Rosa nodded knowingly, as though this was familiar territory for a duck.

"What did she want?" Gabri asked, reaching for the Saint André and bread.

"Back then? She was the executive assistant to a member of Parliament. A newly elected backbencher from a rural riding outside Québec City. The MP's daughter had been in an accident. The assistant asked Armand to meet with her, and he did."

"Her the MP or her the assistant?" asked Myrna.

"The assistant. She wanted the MP to have deniability."

They leaned closer. Deniability. This was getting better and better.

"Why?" asked Clara. "What had happened?"

"The daughter was coming home from a bar. She was underage, drunk, and only had a learner's permit. She hit a cyclist. Instead of stopping to help, she took off. The S?reté tracked her down and took her in for questioning."

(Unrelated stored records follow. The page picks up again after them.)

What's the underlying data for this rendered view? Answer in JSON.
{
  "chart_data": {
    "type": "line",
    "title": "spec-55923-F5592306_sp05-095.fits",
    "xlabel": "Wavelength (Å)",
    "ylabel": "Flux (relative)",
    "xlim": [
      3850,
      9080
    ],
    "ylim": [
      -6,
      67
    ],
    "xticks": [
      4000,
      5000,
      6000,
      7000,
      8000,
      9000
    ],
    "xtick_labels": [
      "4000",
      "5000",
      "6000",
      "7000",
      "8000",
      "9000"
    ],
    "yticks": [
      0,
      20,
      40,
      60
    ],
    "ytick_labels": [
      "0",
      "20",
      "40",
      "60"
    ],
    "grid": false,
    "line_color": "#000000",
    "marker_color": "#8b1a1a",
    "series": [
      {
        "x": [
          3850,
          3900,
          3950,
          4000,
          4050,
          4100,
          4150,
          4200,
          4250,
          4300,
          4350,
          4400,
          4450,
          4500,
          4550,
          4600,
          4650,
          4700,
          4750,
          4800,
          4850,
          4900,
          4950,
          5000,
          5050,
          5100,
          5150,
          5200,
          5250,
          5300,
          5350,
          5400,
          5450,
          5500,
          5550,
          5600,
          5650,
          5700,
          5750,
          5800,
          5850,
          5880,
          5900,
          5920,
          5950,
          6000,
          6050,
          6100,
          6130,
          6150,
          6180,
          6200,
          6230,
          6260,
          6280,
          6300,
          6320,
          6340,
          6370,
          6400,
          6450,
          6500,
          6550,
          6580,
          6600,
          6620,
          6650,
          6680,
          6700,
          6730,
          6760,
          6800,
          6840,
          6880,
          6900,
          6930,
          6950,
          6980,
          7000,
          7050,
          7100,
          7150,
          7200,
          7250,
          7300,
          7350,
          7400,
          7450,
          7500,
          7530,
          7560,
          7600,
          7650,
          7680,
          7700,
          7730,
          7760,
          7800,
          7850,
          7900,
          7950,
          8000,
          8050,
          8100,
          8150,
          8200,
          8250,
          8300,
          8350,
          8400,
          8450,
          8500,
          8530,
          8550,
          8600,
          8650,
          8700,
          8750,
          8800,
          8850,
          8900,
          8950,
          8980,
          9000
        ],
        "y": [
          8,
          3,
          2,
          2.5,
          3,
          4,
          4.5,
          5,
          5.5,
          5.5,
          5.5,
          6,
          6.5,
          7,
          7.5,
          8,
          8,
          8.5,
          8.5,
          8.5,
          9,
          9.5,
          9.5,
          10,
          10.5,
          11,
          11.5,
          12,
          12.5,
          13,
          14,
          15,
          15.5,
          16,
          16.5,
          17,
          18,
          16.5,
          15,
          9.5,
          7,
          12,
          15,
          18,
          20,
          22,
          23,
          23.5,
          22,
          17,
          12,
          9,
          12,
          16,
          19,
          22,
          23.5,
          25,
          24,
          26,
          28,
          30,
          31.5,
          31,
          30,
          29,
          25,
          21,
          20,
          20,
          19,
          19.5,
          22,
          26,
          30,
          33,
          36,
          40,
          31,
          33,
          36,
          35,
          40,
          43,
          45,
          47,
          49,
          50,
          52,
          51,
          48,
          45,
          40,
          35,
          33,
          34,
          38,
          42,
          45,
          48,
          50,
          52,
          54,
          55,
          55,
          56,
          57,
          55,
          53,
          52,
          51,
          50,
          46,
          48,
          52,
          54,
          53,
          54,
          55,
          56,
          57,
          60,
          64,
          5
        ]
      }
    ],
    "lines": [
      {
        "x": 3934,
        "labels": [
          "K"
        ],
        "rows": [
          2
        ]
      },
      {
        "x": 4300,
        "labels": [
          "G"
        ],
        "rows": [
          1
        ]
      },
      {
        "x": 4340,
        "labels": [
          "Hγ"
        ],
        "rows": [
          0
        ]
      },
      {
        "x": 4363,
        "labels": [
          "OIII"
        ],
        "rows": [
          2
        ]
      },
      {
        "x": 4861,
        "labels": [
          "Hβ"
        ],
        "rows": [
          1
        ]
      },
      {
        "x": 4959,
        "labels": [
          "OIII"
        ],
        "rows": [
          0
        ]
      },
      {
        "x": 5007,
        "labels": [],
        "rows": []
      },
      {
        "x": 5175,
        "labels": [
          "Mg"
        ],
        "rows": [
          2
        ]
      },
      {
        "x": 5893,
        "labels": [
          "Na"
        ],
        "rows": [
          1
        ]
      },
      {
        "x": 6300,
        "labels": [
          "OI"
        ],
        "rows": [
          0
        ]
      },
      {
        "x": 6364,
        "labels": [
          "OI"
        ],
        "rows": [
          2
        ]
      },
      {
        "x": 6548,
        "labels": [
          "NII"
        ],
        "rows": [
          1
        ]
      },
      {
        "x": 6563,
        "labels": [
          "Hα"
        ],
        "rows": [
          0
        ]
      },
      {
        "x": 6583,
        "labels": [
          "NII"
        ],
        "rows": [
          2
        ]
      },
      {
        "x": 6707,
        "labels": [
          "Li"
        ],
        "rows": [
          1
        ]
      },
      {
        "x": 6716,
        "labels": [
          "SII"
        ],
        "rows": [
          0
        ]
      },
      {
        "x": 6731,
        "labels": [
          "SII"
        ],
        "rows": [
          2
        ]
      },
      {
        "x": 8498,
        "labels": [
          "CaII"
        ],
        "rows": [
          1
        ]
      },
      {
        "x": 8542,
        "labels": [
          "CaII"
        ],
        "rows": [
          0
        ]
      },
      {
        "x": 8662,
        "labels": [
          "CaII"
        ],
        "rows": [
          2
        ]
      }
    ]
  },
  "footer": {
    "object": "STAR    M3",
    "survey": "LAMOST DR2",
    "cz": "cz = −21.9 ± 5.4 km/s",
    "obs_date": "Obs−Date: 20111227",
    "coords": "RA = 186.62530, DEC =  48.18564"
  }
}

"The cyclist?" asked Clara.

"A young man. Bagged groceries at the local shop. He was on his way home. The coroner said if she'd stopped to help, he might have survived. As it was, he died alone in a ditch."

There was a sigh and silence. It was no longer "better and better." It had suddenly gotten worse. And worse.

"The assistant wanted it hushed up," said Reine-Marie. "All charges dropped. Wanted the S?reté to list it as an accident. The young man hit a pothole and was propelled off his bike into a tree."

"But surely the injuries…," began Olivier.

Reine-Marie shrugged. "You'd think it couldn't be done, but anything can, with enough clout, enough influence."

"And the MP had that," said Ruth.

"So did Armand," said Clara. "He had the power to make it go away."

" Oui ," said Reine-Marie, remembering his face when he'd gotten home that evening.

Sitting here, in this comfortable, familiar place, surrounded by good, decent people, it all seemed so simple. So obvious. The right thing to do. And Armand had done it. The charges were not dropped. Though neither he nor Reine-Marie appreciated the lengths the MP and his executive assistant would go to, to avenge that.

Years later, in their peaceful garden, Reine-Marie saw Armand was still reeling from the clout.